Once the executor is assigned they must begin gathering the estate’s assets. The most difficult part of this involves showing what was owned and under what legal title. Once this has been established the person of beneficial interest is determined and the executor must make sure that the assets are distributed to the correct person or entity. The executor must also inform all creditors that the estate is open to ensure that once closed a creditor can’t come back to make a claim.
If there is a claim, there are two options: It can either be paid or contested. In paying it, a release should be sent from the creditor acknowledging payment and releasing the estate of its liability. But, if contested, the estate must file an objection. It’s important to remember that the cost of fighting a claim (i.e. court and attorney fees) must be weighed against the cost of paying outright.
After all claims and taxes have been settled, the remaining assets can then be distributed to beneficiaries. Once finished, procedures can start to close out the estate. A petition is filed and the court must see releases from all creditors. It must also see paperwork showing that all tax liability on the federal and state level has been resolved. Finally, receipts and releases from all beneficiaries must be submitted and the court can then rule that the estate has been closed.

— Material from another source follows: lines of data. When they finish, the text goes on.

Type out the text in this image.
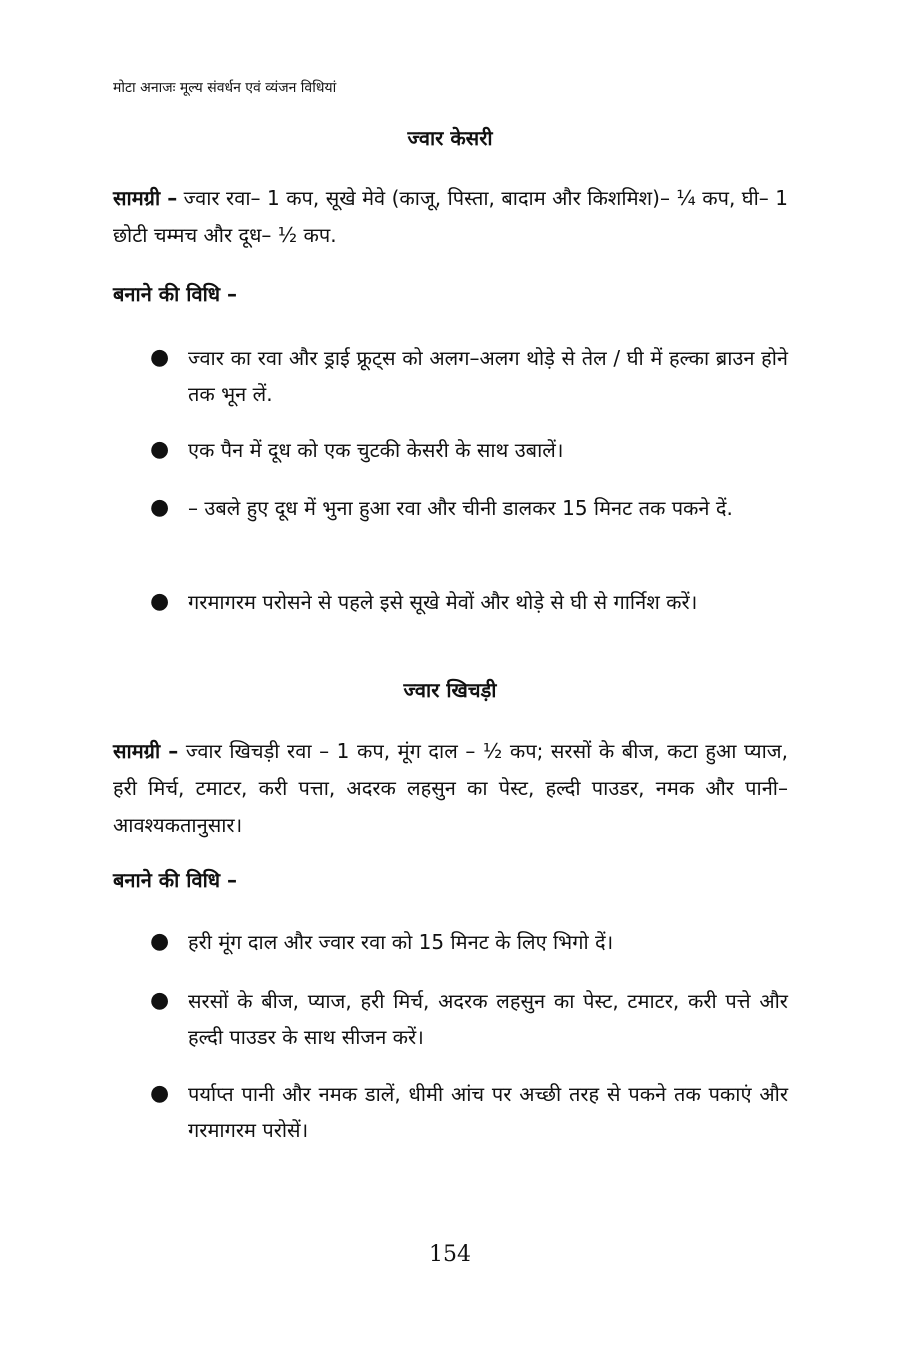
मोटा अनाजः मूल्य संवर्धन एवं व्यंजन विधियां
ज्वार केसरी

सामग्री – ज्वार रवा– 1 कप, सूखे मेवे (काजू, पिस्ता, बादाम और किशमिश)– ¼ कप, घी– 1 छोटी चम्मच और दूध– ½ कप.

बनाने की विधि –
● ज्वार का रवा और ड्राई फ्रूट्स को अलग–अलग थोड़े से तेल / घी में हल्का ब्राउन होने तक भून लें.
● एक पैन में दूध को एक चुटकी केसरी के साथ उबालें।
● – उबले हुए दूध में भुना हुआ रवा और चीनी डालकर 15 मिनट तक पकने दें.
● गरमागरम परोसने से पहले इसे सूखे मेवों और थोड़े से घी से गार्निश करें।
ज्वार खिचड़ी

सामग्री – ज्वार खिचड़ी रवा – 1 कप, मूंग दाल – ½ कप; सरसों के बीज, कटा हुआ प्याज, हरी मिर्च, टमाटर, करी पत्ता, अदरक लहसुन का पेस्ट, हल्दी पाउडर, नमक और पानी– आवश्यकतानुसार।

बनाने की विधि –
● हरी मूंग दाल और ज्वार रवा को 15 मिनट के लिए भिगो दें।
● सरसों के बीज, प्याज, हरी मिर्च, अदरक लहसुन का पेस्ट, टमाटर, करी पत्ते और हल्दी पाउडर के साथ सीजन करें।
● पर्याप्त पानी और नमक डालें, धीमी आंच पर अच्छी तरह से पकने तक पकाएं और गरमागरम परोसें।
154
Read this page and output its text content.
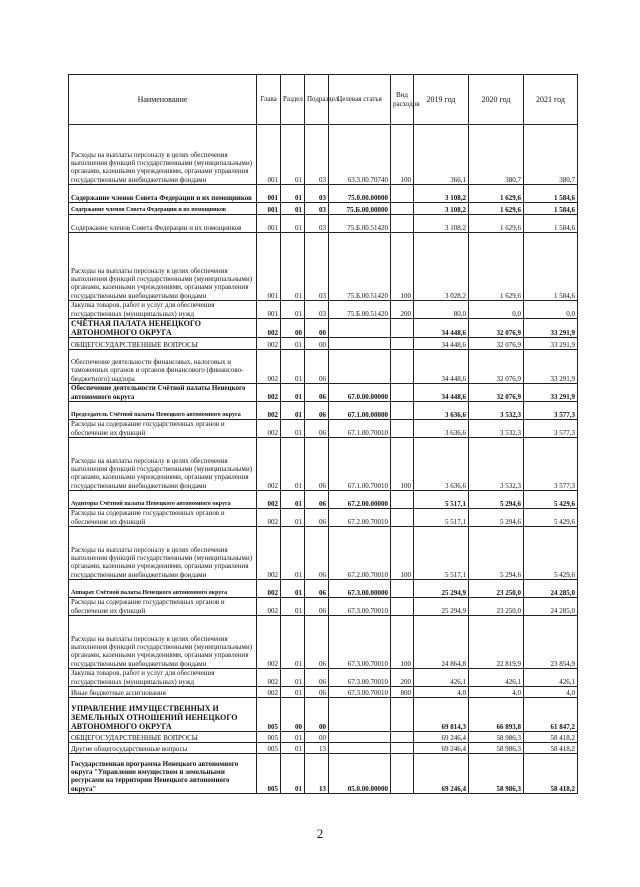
Наименование	Глава	Раздел	Подраздел	Целевая статья	Вид расходов	2019 год	2020 год	2021 год
Расходы на выплаты персоналу в целях обеспечения выполнения функций государственными (муниципальными) органами, казенными учреждениями, органами управления государственными внебюджетными фондами	001	01	03	63.3.00.70740	100	366,1	380,7	380,7
Содержание членов Совета Федерации и их помощников	001	01	03	75.0.00.00000		3 108,2	1 629,6	1 584,6
Содержание членов Совета Федерации и их помощников	001	01	03	75.Б.00.00000		3 108,2	1 629,6	1 584,6
Содержание членов Совета Федерации и их помощников	001	01	03	75.Б.00.51420		3 108,2	1 629,6	1 584,6
Расходы на выплаты персоналу в целях обеспечения выполнения функций государственными (муниципальными) органами, казенными учреждениями, органами управления государственными внебюджетными фондами	001	01	03	75.Б.00.51420	100	3 028,2	1 629,6	1 584,6
Закупка товаров, работ и услуг для обеспечения государственных (муниципальных) нужд	001	01	03	75.Б.00.51420	200	80,0	0,0	0,0
СЧЁТНАЯ ПАЛАТА НЕНЕЦКОГО АВТОНОМНОГО ОКРУГА	002	00	00			34 448,6	32 076,9	33 291,9
ОБЩЕГОСУДАРСТВЕННЫЕ ВОПРОСЫ	002	01	00			34 448,6	32 076,9	33 291,9
Обеспечение деятельности финансовых, налоговых и таможенных органов и органов финансового (финансово-бюджетного) надзора	002	01	06			34 448,6	32 076,9	33 291,9
Обеспечение деятельности Счётной палаты Ненецкого автономного округа	002	01	06	67.0.00.00000		34 448,6	32 076,9	33 291,9
Председатель Счётной палаты Ненецкого автономного округа	002	01	06	67.1.00.00000		3 636,6	3 532,3	3 577,3
Расходы на содержание государственных органов и обеспечение их функций	002	01	06	67.1.00.70010		3 636,6	3 532,3	3 577,3
Расходы на выплаты персоналу в целях обеспечения выполнения функций государственными (муниципальными) органами, казенными учреждениями, органами управления государственными внебюджетными фондами	002	01	06	67.1.00.70010	100	3 636,6	3 532,3	3 577,3
Аудиторы Счётной палаты Ненецкого автономного округа	002	01	06	67.2.00.00000		5 517,1	5 294,6	5 429,6
Расходы на содержание государственных органов и обеспечение их функций	002	01	06	67.2.00.70010		5 517,1	5 294,6	5 429,6
Расходы на выплаты персоналу в целях обеспечения выполнения функций государственными (муниципальными) органами, казенными учреждениями, органами управления государственными внебюджетными фондами	002	01	06	67.2.00.70010	100	5 517,1	5 294,6	5 429,6
Аппарат Счётной палаты Ненецкого автономного округа	002	01	06	67.3.00.00000		25 294,9	23 250,0	24 285,0
Расходы на содержание государственных органов и обеспечение их функций	002	01	06	67.3.00.70010		25 294,9	23 250,0	24 285,0
Расходы на выплаты персоналу в целях обеспечения выполнения функций государственными (муниципальными) органами, казенными учреждениями, органами управления государственными внебюджетными фондами	002	01	06	67.3.00.70010	100	24 864,8	22 819,9	23 854,9
Закупка товаров, работ и услуг для обеспечения государственных (муниципальных) нужд	002	01	06	67.3.00.70010	200	426,1	426,1	426,1
Иные бюджетные ассигнования	002	01	06	67.3.00.70010	800	4,0	4,0	4,0
УПРАВЛЕНИЕ ИМУЩЕСТВЕННЫХ И ЗЕМЕЛЬНЫХ ОТНОШЕНИЙ НЕНЕЦКОГО АВТОНОМНОГО ОКРУГА	005	00	00			69 814,3	66 893,8	61 847,2
ОБЩЕГОСУДАРСТВЕННЫЕ ВОПРОСЫ	005	01	00			69 246,4	58 986,3	58 418,2
Другие общегосударственные вопросы	005	01	13			69 246,4	58 986,3	58 418,2
Государственная программа Ненецкого автономного округа "Управление имуществом и земельными ресурсами на территории Ненецкого автономного округа"	005	01	13	05.0.00.00000		69 246,4	58 986,3	58 418,2
2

Some points to remember about the probate process are the potential for great cost and a large loss of time. There is also the fact that since it is overseen by the court it is a public process. There are precautions that can be taken to avoid much of the hassle associated with probate so consider consulting with an attorney and financial professional. They can help you make the most informed decisions. With a little bit of education and planning you can make sure your final wishes are carried out and the bulk of your estate passes to your heirs.
In no way does this article take the place of the advice of professionals. Always consult with a financial professional and/or attorney regarding matters specific to the state in which you reside.